Saturday, April 11, 2015

A Season for Questions

By: Rabbi Kenneth Birnbaum, Performing Arts Department Chair 

It’s Monday evening, cold and dark during these winter months. Yet, as most of the school community boards their buses and carpools for the commute home, there is a group of seniors who are just beginning their SAR day. This group of seniors, all survivors of the Holocaust, are members of SAR High School’s inaugural Witness Theater program.

Witness Theater, a program conceived of by Irit and Ezra Dagan in collaboration with JDC-Eshel in Israel and currently run in the US in conjunction with the UJA and Selfhelp, pairs Holocaust survivors with high school juniors and seniors in a therapeutic and collaborative environment. Working with social workers, a drama therapist, and a drama director, the Holocaust survivors share their rich and often horrific experiences with the students and collaborate with them to create a dramatic presentation that reflects each of their unique stories and experiences.

The Torah commands us: שְׁאַל אָבִיךָ וְיַגֵּדְךָ זְקֵנֶיךָ וְיֹאמְרוּ לָךְ: “Ask your father, and he will teach you; your elders, and they will inform you.” In this season of asking questions, just following the Passover holiday, we are commanded to ask questions of those who came before us. And yet, what are we supposed to do when we know the questions have no answers and the conversations are too painful?
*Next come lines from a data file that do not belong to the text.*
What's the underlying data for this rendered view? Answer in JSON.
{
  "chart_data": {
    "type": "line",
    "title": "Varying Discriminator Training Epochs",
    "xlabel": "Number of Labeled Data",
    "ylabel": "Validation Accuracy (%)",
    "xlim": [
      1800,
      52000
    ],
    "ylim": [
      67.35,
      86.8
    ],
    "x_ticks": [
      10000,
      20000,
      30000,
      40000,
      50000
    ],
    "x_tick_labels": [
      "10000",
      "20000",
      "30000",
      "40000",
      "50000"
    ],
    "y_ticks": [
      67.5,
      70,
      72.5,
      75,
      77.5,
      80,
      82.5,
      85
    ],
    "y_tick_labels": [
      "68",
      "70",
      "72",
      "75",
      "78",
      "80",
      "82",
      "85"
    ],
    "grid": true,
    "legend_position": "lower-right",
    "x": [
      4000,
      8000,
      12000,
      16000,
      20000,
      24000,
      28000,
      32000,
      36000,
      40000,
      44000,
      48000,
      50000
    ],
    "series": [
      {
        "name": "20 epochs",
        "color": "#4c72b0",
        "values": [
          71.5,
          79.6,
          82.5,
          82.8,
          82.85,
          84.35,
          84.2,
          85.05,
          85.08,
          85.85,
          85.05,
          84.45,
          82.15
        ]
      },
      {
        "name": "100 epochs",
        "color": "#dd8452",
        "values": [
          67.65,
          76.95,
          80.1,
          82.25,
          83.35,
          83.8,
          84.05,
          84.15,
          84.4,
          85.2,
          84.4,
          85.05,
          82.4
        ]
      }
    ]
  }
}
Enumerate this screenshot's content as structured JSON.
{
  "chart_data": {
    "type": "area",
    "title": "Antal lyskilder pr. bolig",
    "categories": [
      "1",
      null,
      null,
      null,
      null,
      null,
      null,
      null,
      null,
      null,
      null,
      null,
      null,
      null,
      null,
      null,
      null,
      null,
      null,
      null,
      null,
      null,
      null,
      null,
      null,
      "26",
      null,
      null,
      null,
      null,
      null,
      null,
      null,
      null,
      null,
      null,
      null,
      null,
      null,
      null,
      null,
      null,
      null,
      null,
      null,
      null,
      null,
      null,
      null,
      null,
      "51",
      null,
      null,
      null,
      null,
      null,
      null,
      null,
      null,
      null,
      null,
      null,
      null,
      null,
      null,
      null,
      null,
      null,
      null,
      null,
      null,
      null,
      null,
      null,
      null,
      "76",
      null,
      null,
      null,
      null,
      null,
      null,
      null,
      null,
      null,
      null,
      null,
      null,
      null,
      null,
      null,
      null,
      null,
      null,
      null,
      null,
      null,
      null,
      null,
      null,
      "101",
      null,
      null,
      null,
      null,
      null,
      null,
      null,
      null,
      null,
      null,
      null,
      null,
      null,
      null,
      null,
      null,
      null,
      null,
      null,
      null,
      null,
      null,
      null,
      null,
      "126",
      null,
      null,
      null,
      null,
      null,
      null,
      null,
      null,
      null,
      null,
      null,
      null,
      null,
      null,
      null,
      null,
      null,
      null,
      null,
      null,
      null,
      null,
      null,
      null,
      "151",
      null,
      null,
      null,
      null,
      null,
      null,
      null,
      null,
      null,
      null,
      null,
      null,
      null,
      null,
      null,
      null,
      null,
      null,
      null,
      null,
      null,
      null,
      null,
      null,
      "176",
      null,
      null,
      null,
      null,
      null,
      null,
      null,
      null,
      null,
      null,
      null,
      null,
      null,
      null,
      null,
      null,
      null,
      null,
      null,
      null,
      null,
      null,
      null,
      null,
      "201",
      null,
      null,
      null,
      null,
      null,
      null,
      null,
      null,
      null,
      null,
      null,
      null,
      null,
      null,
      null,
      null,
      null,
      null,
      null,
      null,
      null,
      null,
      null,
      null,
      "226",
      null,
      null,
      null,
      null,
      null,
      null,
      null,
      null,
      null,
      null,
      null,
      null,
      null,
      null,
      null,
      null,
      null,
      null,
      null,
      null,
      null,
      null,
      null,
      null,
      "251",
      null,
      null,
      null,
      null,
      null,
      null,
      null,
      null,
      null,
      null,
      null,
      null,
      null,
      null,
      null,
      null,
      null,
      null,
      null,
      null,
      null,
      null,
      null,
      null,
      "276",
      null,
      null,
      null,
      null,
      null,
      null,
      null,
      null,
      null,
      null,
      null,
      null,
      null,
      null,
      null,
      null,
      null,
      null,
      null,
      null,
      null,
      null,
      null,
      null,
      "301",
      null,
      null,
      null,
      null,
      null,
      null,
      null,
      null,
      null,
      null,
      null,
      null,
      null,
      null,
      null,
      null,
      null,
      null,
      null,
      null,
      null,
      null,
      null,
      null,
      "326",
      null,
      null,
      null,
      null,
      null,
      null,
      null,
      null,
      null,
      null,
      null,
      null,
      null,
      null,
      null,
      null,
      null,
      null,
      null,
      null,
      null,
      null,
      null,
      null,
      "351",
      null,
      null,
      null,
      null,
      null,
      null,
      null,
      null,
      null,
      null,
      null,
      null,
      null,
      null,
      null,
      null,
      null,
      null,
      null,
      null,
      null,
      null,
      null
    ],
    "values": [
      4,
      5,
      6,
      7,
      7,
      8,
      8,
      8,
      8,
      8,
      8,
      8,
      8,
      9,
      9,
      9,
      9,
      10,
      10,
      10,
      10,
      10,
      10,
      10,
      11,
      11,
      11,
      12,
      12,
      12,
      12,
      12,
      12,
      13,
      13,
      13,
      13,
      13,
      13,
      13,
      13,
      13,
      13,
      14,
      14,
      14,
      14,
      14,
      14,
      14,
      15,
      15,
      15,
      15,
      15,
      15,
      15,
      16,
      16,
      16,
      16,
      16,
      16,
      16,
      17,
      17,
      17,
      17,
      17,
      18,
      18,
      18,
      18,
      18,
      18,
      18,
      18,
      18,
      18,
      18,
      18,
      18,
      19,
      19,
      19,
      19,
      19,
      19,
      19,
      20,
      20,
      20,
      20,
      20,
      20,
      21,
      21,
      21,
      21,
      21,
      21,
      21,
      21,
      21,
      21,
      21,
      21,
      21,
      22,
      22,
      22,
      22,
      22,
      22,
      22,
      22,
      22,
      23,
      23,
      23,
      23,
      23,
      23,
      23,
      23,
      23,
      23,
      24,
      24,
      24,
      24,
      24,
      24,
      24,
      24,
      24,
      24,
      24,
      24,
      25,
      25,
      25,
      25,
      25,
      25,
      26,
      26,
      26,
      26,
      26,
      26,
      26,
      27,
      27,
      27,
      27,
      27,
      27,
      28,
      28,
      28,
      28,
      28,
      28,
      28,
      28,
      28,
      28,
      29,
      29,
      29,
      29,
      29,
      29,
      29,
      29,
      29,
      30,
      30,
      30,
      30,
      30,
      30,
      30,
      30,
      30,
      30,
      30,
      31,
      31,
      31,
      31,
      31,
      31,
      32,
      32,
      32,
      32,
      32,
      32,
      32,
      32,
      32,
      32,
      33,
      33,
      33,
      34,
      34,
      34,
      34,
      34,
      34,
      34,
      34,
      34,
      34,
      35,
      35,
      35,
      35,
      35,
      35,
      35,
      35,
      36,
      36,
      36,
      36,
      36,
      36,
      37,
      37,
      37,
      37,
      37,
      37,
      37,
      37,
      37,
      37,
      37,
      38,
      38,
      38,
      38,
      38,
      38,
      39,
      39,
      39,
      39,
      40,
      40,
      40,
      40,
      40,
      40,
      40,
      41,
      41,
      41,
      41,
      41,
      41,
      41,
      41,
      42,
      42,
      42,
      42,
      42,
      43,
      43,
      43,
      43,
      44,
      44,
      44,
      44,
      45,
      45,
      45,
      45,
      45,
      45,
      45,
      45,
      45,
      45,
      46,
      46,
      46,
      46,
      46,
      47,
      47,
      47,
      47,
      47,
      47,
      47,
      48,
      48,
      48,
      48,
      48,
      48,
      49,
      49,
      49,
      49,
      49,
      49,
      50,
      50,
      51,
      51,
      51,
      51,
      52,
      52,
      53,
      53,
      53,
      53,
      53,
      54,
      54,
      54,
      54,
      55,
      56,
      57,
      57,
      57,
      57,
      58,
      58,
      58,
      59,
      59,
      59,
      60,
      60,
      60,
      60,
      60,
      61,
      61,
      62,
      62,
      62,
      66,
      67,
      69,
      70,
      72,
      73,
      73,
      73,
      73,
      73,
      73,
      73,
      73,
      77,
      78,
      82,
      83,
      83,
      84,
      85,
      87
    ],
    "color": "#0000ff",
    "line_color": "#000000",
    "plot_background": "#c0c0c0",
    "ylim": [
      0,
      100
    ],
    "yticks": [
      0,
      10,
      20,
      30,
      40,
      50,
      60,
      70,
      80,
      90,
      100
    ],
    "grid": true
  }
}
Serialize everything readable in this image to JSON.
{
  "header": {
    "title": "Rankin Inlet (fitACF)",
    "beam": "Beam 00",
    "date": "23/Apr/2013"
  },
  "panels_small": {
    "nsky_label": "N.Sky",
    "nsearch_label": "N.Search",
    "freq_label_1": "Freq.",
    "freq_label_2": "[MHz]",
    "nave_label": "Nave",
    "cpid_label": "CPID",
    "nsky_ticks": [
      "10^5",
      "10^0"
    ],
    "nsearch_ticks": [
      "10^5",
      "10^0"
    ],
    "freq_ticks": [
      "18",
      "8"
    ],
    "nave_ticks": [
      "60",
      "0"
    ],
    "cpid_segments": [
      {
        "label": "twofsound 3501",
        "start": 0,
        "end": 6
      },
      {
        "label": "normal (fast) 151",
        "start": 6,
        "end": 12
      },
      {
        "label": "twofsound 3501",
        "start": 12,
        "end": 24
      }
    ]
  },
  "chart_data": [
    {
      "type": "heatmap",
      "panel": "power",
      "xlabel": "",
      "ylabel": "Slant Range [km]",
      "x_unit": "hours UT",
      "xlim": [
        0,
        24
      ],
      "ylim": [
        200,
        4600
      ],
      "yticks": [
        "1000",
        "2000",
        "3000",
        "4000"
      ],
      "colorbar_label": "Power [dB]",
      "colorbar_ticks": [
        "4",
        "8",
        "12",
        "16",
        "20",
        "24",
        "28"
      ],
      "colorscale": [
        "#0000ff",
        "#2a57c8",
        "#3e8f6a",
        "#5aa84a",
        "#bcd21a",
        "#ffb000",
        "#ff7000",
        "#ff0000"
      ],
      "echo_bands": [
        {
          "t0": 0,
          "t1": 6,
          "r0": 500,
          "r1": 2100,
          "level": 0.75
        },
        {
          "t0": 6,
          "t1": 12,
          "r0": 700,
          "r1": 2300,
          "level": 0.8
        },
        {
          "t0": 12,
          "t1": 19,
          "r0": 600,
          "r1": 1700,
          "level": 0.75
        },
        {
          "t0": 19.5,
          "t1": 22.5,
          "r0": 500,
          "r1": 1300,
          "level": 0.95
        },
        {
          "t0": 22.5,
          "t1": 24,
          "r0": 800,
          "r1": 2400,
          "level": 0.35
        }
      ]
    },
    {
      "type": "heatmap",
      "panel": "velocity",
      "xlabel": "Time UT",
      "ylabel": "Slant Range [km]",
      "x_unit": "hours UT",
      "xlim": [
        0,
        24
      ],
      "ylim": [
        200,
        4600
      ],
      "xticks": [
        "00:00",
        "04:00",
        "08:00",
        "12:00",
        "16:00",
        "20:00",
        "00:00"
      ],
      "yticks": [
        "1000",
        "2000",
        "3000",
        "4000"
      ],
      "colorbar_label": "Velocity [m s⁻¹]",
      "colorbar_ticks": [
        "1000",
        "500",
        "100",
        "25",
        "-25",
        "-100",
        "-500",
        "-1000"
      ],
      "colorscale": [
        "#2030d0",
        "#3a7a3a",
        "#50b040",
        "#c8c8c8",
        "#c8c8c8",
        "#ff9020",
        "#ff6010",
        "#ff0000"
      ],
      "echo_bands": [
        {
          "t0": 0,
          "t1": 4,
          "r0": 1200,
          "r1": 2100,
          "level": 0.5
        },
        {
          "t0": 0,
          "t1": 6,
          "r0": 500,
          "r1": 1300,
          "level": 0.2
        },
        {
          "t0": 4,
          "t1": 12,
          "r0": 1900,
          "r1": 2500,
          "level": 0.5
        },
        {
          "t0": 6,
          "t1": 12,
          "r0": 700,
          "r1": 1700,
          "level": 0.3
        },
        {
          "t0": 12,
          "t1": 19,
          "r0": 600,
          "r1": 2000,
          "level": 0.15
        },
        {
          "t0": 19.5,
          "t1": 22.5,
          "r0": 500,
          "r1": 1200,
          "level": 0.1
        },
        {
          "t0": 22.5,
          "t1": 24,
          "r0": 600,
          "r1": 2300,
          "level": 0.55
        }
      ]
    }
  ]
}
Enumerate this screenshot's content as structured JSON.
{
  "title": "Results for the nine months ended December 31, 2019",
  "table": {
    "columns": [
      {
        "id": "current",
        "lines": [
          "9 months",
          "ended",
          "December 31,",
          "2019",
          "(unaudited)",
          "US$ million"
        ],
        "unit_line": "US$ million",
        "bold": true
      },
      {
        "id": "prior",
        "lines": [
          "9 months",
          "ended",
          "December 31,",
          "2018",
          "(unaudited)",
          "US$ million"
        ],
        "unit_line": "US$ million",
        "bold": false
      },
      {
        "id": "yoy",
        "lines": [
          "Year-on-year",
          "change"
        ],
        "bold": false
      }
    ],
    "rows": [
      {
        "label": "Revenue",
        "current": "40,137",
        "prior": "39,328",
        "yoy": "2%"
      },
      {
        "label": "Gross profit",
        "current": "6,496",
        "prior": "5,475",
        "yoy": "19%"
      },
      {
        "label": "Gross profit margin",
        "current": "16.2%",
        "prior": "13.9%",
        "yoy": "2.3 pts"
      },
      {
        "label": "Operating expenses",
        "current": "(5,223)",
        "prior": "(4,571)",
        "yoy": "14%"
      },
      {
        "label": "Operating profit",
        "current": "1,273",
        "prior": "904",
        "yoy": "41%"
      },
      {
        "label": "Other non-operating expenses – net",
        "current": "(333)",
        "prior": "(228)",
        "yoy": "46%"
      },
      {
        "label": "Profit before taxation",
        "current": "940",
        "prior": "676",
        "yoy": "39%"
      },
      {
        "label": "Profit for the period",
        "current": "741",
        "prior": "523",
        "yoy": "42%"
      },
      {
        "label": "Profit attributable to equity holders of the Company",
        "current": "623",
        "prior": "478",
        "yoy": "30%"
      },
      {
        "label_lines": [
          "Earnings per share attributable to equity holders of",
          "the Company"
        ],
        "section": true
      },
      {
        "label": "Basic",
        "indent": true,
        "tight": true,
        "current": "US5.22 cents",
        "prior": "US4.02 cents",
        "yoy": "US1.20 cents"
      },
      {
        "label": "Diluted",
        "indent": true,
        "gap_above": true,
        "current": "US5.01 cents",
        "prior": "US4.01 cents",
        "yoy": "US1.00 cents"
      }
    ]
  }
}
Each week since the start of the year, our group of students work with the survivors to revisit their painful memories. All at once, the kids are transported back to Heidelberg at a Nazi youth rally, on the death march from Auschwitz, or imprisoned in Theresienstadt. We experience each of these events through the lens of an eyewitness who relives and sculpts the scene before our very eyes. We are introduced to beloved parents, siblings, and friends, many of whom were killed long before our students were born. We discover emotions we never knew we had nor had the desire to feel. Guided by drama therapist, Jessica Asch and our drama director, Dorit Katzenelenbogen, we ask probing questions. What was your father’s posture like during the selection? What did it feel like to wear a yellow star? How did you hug your parents goodbye when you were separated for the final time? We ask challenging questions, and we do our best to hold on to uncomfortable, incomprehensible answers. The survivors are supported by the wonderful social workers of Selfhelp, Roni Miller and Mikhaila Goldman. The group of survivors, students, and staff support and nurture each other through this process, a journey of self reflection, history, pain, tears, and joy.

The survivors ask questions as well. Is it fair to burden the next generation with our stories? How can we share our nightmares, the horrors of the past, with these beautiful children? On these cold winter nights, both students and survivors bask in the warmth and mutual strength provided by the conversation between the generations. Students look to the survivors who provide meaning and perspective. Survivors look to the students who provide hope for the future and proof that Hitler did not complete his task.

After dinner and casual conversation, we jump into the process of reimagining the past. There are warm ups. A favorite - placing an empty box in the middle of the circle as we name and symbolically place our stresses or concerns into the box in an effort to unburden ourselves. In the beginning of the process, this would lead us into taking the detailed testimony of each of the survivors in the group. Later, this becomes the space where we reenact the events of the past based on a script culled from the testimony of the survivors. 


We are currently in the process of rehearsing as we prepare for our performances on Yom HaShoah, April 15th for the SAR community and April 16th for the SAR HS students. I have no doubt that the performances will be special - a unique event not to be missed. Tears will be shed, and we will experience the horrors of first hand accounts of the Holocaust, as well as the bittersweet joys of survival. However, that is only the public face of Witness Theater. The private face of Witness Theater, the weekly meetings, is what truly makes the program special: a program where warm food is the appetizer for warm and spirited dialogue. Here is where senior and student converse over the most important questions and the most superficial. We explore the past as we also bond over the present. How are your grandchildren? How was that AP Biology test? At Witness Theater, these questions are no less important. Deep, lifelong friendships are formed. 

Through it all, we’ve learned that the most important question that a younger generation might ask an older one is: How was your week?